Sperone, arrivano 24 milioni per la riqualificazione Sala: «Quartiere cambia volto, vigileremo su bandi»

Altro intervento sulle periferie a Palermo, questa volta interessato lo Sperone, per cui sono in ballo otto progetti da 24 milioni di euro. «I progetti – Spiega Maria Prestigiacomo, assessora alla Riqualificazione urbana – comprendono la riqualificazione di tre scuole, la costruzione di nuove strade e la realizzazione di un grosso spazio a verde attrezzato». Progetti dal forte impatto sociale, come l’intervento di riqualificazione di via De Felice, dove è prevista la realizzazione di spazi comuni e magazzini e alla costruzione di alloggi a fini sociali.

Significativo anche l’intervento di riqualificazione previsto in via Di Vittorio, dove sarà realizzato del verde attrezzato con spazi sportivi, tra cui un campo polivalente e due piscine, di cui una riservata ai bambini, oltre che spazi per attività culturali e sociali. «Questi progetti, di cui il primo ad essere avviato sarà quello di via De Felice che è già esecutivo, mirano a rispondere alla domanda di spazi sociali e di aggregazione nel quartiere – continua Prestigiacomo – Una volta che i lavori saranno ultimati sarà fondamentale il ruolo che il tessuto sociale del territorio, con la Circoscrizione, le associazioni, le parrocchie e i comitati spontanei dei cittadini, potranno e dovranno svolgere per la gestione e la salvaguardia di questi nuovi beni comuni».

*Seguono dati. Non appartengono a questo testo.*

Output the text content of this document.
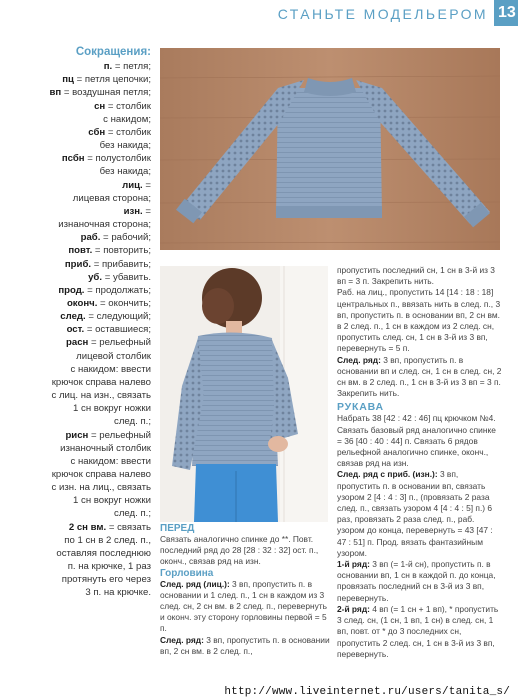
СТАНЬТЕ МОДЕЛЬЕРОМ 13
Сокращения:
п. = петля;
пц = петля цепочки;
вп = воздушная петля;
сн = столбик
с накидом;
сбн = столбик
без накида;
псбн = полустолбик
без накида;
лиц. =
лицевая сторона;
изн. =
изнаночная сторона;
раб. = рабочий;
повт. = повторить;
приб. = прибавить;
уб. = убавить.
прод. = продолжать;
оконч. = окончить;
след. = следующий;
ост. = оставшиеся;
расн = рельефный
лицевой столбик
с накидом: ввести
крючок справа налево
с лиц. на изн., связать
1 сн вокруг ножки
след. п.;
рисн = рельефный
изнаночный столбик
с накидом: ввести
крючок справа налево
с изн. на лиц., связать
1 сн вокруг ножки
след. п.;
2 сн вм. = связать
по 1 сн в 2 след. п.,
оставляя последнюю
п. на крючке, 1 раз
протянуть его через
3 п. на крючке.
ПЕРЕД

Связать аналогично спинке до **. Повт. последний ряд до 28 [28 : 32 : 32] ост. п., оконч., связав ряд на изн.

Горловина

След. ряд (лиц.): 3 вп, пропустить п. в основании и 1 след. п., 1 сн в каждом из 3 след. сн, 2 сн вм. в 2 след. п., перевернуть и оконч. эту сторону горловины первой = 5 п.

След. ряд: 3 вп, пропустить п. в основании вп, 2 сн вм. в 2 след. п.,

пропустить последний сн, 1 сн в 3-й из 3 вп = 3 п. Закрепить нить.

Раб. на лиц., пропустить 14 [14 : 18 : 18] центральных п., ввязать нить в след. п., 3 вп, пропустить п. в основании вп, 2 сн вм. в 2 след. п., 1 сн в каждом из 2 след. сн, пропустить след. сн, 1 сн в 3-й из 3 вп, перевернуть = 5 п.

След. ряд: 3 вп, пропустить п. в основании вп и след. сн, 1 сн в след. сн, 2 сн вм. в 2 след. п., 1 сн в 3-й из 3 вп = 3 п.

Закрепить нить.

РУКАВА

Набрать 38 [42 : 42 : 46] пц крючком №4. Связать базовый ряд аналогично спинке = 36 [40 : 40 : 44] п. Связать 6 рядов рельефной аналогично спинке, оконч., связав ряд на изн.

След. ряд с приб. (изн.): 3 вп, пропустить п. в основании вп, связать узором 2 [4 : 4 : 3] п., (провязать 2 раза след. п., связать узором 4 [4 : 4 : 5] п.) 6 раз, провязать 2 раза след. п., раб. узором до конца, перевернуть = 43 [47 : 47 : 51] п. Прод. вязать фантазийным узором.

1-й ряд: 3 вп (= 1-й сн), пропустить п. в основании вп, 1 сн в каждой п. до конца, провязать последний сн в 3-й из 3 вп, перевернуть.

2-й ряд: 4 вп (= 1 сн + 1 вп), * пропустить 3 след. сн, (1 сн, 1 вп, 1 сн) в след. сн, 1 вп, повт. от * до 3 последних сн, пропустить 2 след. сн, 1 сн в 3-й из 3 вп, перевернуть.

http://www.liveinternet.ru/users/tanita_s/
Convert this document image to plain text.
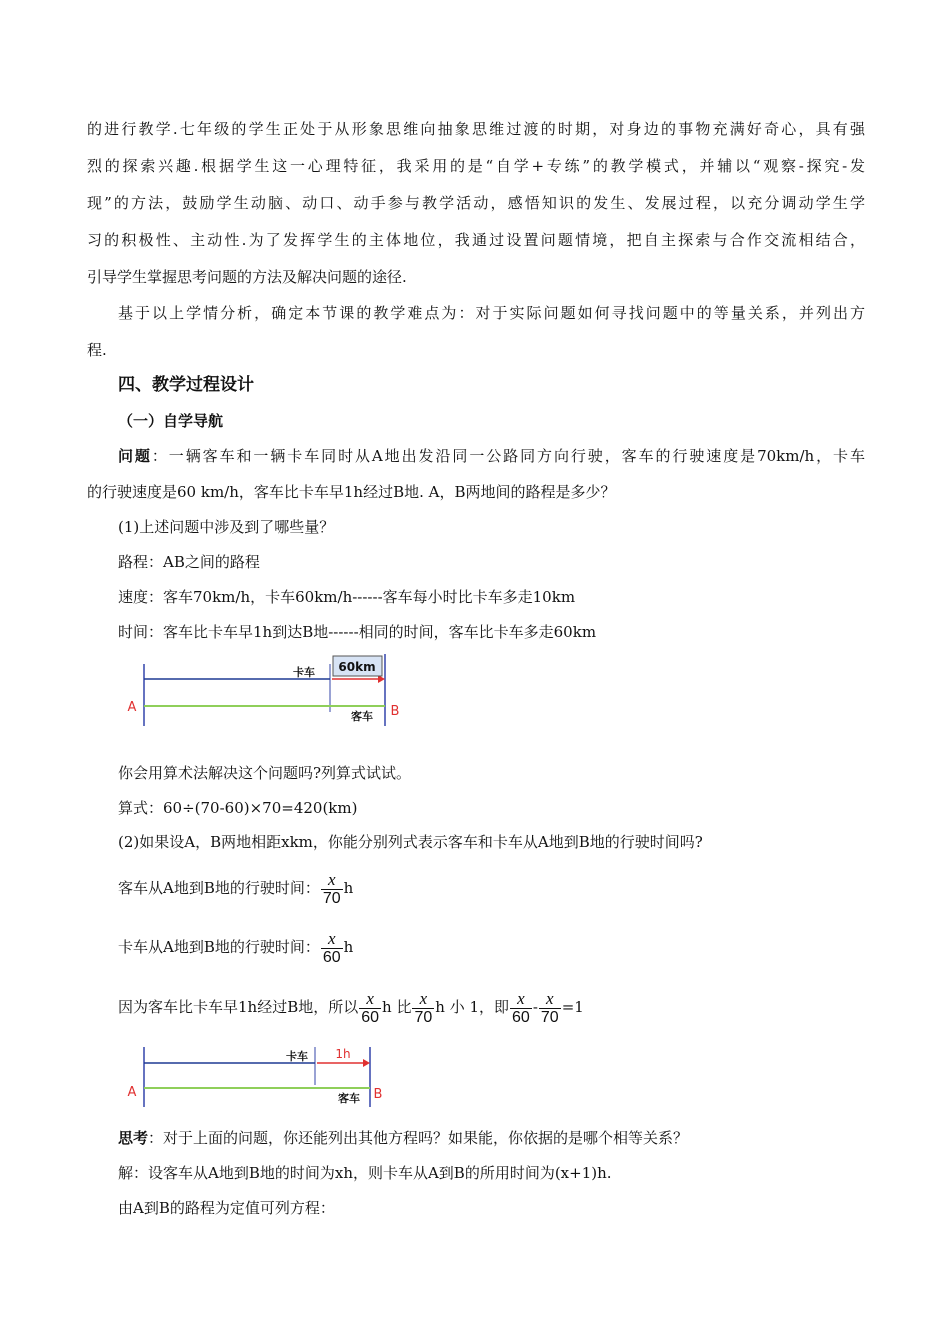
的进行教学.七年级的学生正处于从形象思维向抽象思维过渡的时期，对身边的事物充满好奇心，具有强
烈的探索兴趣.根据学生这一心理特征，我采用的是“自学+专练”的教学模式，并辅以“观察-探究-发
现”的方法，鼓励学生动脑、动口、动手参与教学活动，感悟知识的发生、发展过程，以充分调动学生学
习的积极性、主动性.为了发挥学生的主体地位，我通过设置问题情境，把自主探索与合作交流相结合，
引导学生掌握思考问题的方法及解决问题的途径.
基于以上学情分析，确定本节课的教学难点为：对于实际问题如何寻找问题中的等量关系，并列出方
程.
四、教学过程设计
（一）自学导航
问题：一辆客车和一辆卡车同时从A地出发沿同一公路同方向行驶，客车的行驶速度是70km/h，卡车
的行驶速度是60 km/h，客车比卡车早1h经过B地. A，B两地间的路程是多少？
(1)上述问题中涉及到了哪些量？
路程：AB之间的路程
速度：客车70km/h，卡车60km/h------客车每小时比卡车多走10km
时间：客车比卡车早1h到达B地------相同的时间，客车比卡车多走60km
60km
卡车
客车
A	B
你会用算术法解决这个问题吗?列算式试试。
算式：60÷(70-60)×70=420(km)
(2)如果设A，B两地相距xkm，你能分别列式表示客车和卡车从A地到B地的行驶时间吗?
客车从A地到B地的行驶时间： $\frac{x}{70}$ h
卡车从A地到B地的行驶时间： $\frac{x}{60}$ h
因为客车比卡车早1h经过B地，所以 $\frac{x}{60}$ h 比 $\frac{x}{70}$ h 小 1，即 $\frac{x}{60} - \frac{x}{70} =1$
1h
卡车
客车
A	B
思考：对于上面的问题，你还能列出其他方程吗？如果能，你依据的是哪个相等关系？
解：设客车从A地到B地的时间为xh，则卡车从A到B的所用时间为(x+1)h.
由A到B的路程为定值可列方程：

«Questi interventi allo Sperone – dice Paolo Caracausi, consigliere del gruppo Avanti Insieme e presidente della III Commissione – che si aggiungono a quelli allo Zen ed a Borgo Nuovo per un totale di circa 58 milioni di euro avranno una importante ricaduta in questi quartieri in termini di riqualificazione e lavoro. Siamo soddisfatti del lavoro fin qui fatto e rimarremo vigili affinché i progetti diventino cantierabili e realizzati. Palermo ha bisogno di nuovi investimenti e recupero di aree e spazi verdi e questi interventi sono necessari ed indispensabili».

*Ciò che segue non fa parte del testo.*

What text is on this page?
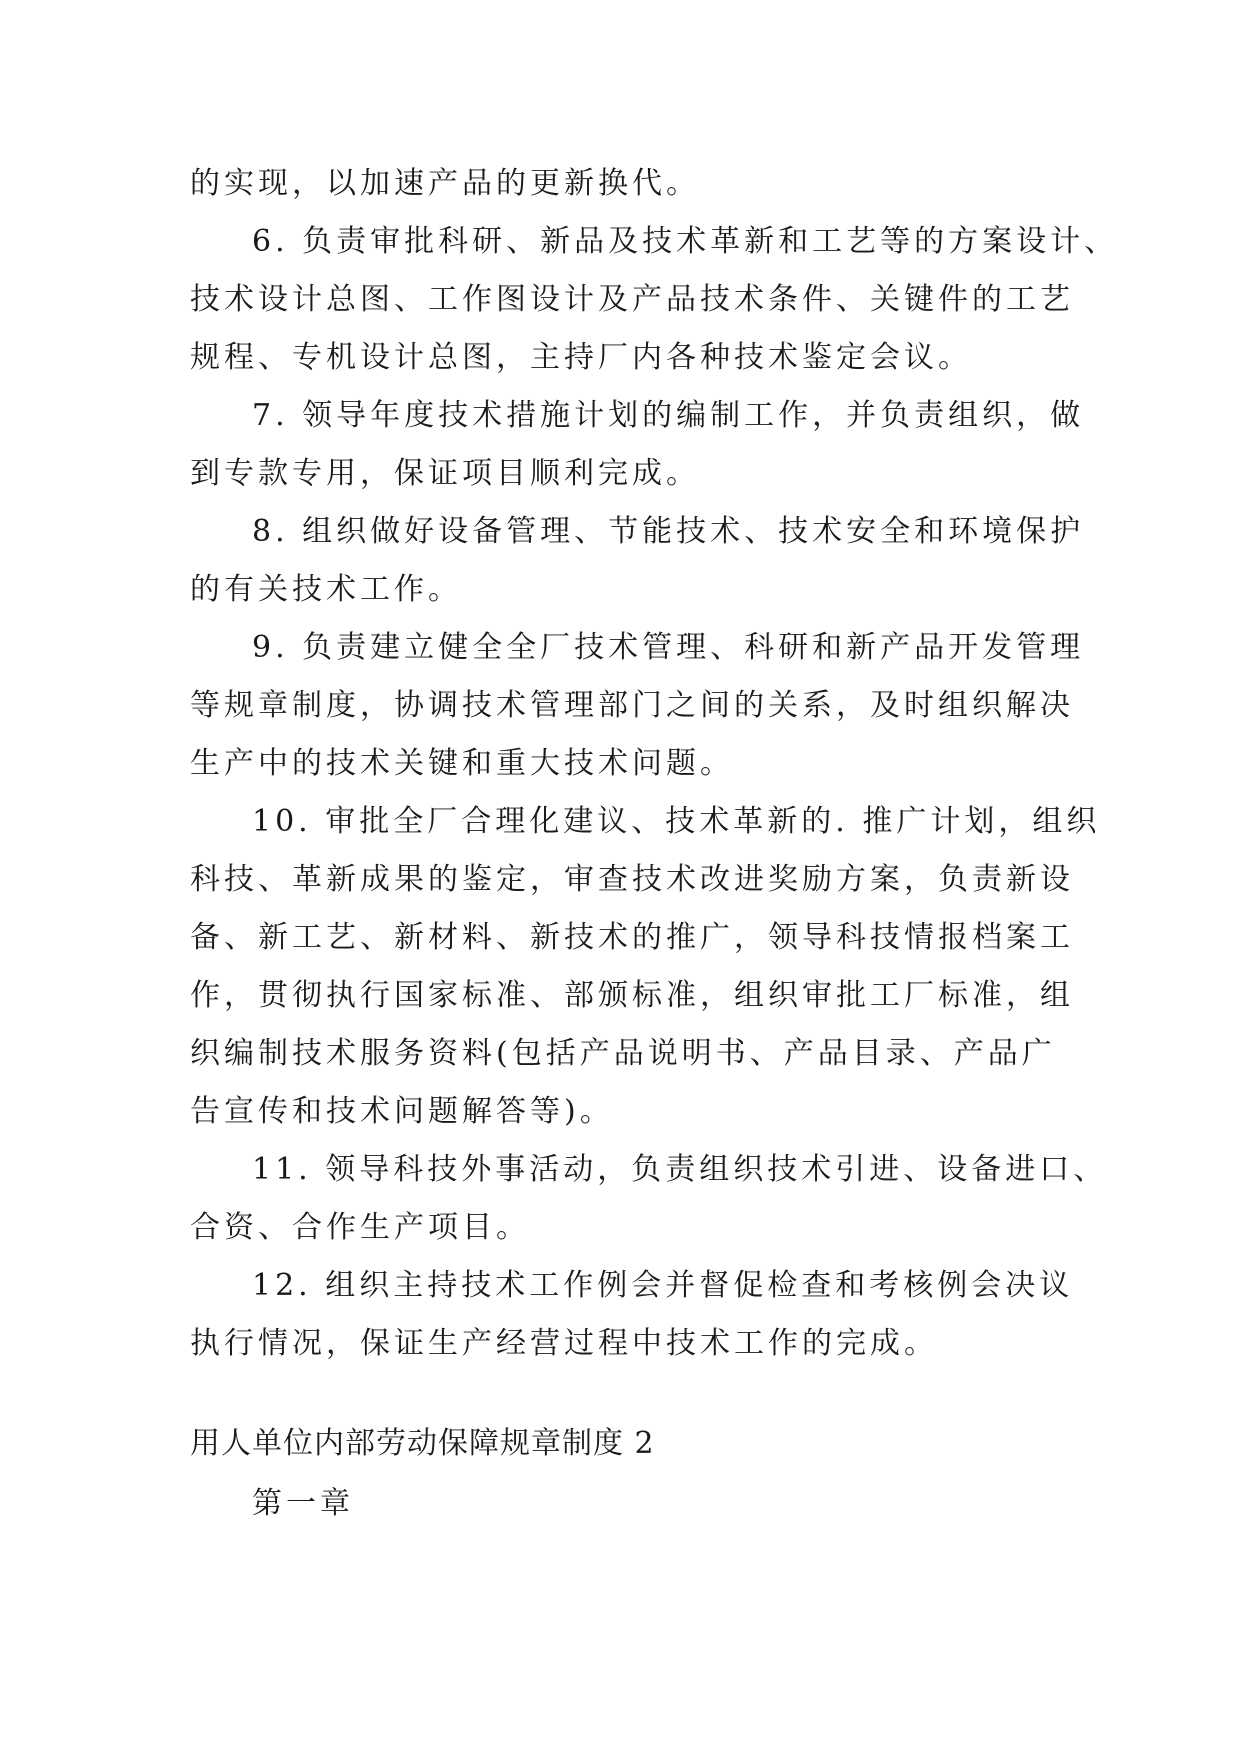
的实现，以加速产品的更新换代。
6. 负责审批科研、新品及技术革新和工艺等的方案设计、
技术设计总图、工作图设计及产品技术条件、关键件的工艺
规程、专机设计总图，主持厂内各种技术鉴定会议。
7. 领导年度技术措施计划的编制工作，并负责组织，做
到专款专用，保证项目顺利完成。
8. 组织做好设备管理、节能技术、技术安全和环境保护
的有关技术工作。
9. 负责建立健全全厂技术管理、科研和新产品开发管理
等规章制度，协调技术管理部门之间的关系，及时组织解决
生产中的技术关键和重大技术问题。
10. 审批全厂合理化建议、技术革新的. 推广计划，组织
科技、革新成果的鉴定，审查技术改进奖励方案，负责新设
备、新工艺、新材料、新技术的推广，领导科技情报档案工
作，贯彻执行国家标准、部颁标准，组织审批工厂标准，组
织编制技术服务资料(包括产品说明书、产品目录、产品广
告宣传和技术问题解答等)。
11. 领导科技外事活动，负责组织技术引进、设备进口、
合资、合作生产项目。
12. 组织主持技术工作例会并督促检查和考核例会决议
执行情况，保证生产经营过程中技术工作的完成。
用人单位内部劳动保障规章制度 2
第一章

«Quasi 25 milioni di euro per aree verdi – aggiunge Toni Sala – interventi di messa in sicurezza nelle scuole e perfino una piscina a servizio del quartiere: il recupero dei fondi ex Gescal può veramente aiutare lo Sperone a cambiare volto, restituendo ai palermitani nuovi spazi riqualificati. Grazie alle nostre segnalazioni e all’impegno dell’assessore Prestigiacomo e del personale comunale, abbiamo evitato di perdere queste somme, ma adesso vigileremo sui bandi per una rapida conclusione dei lavori. Un’occasione che non possiamo perdere».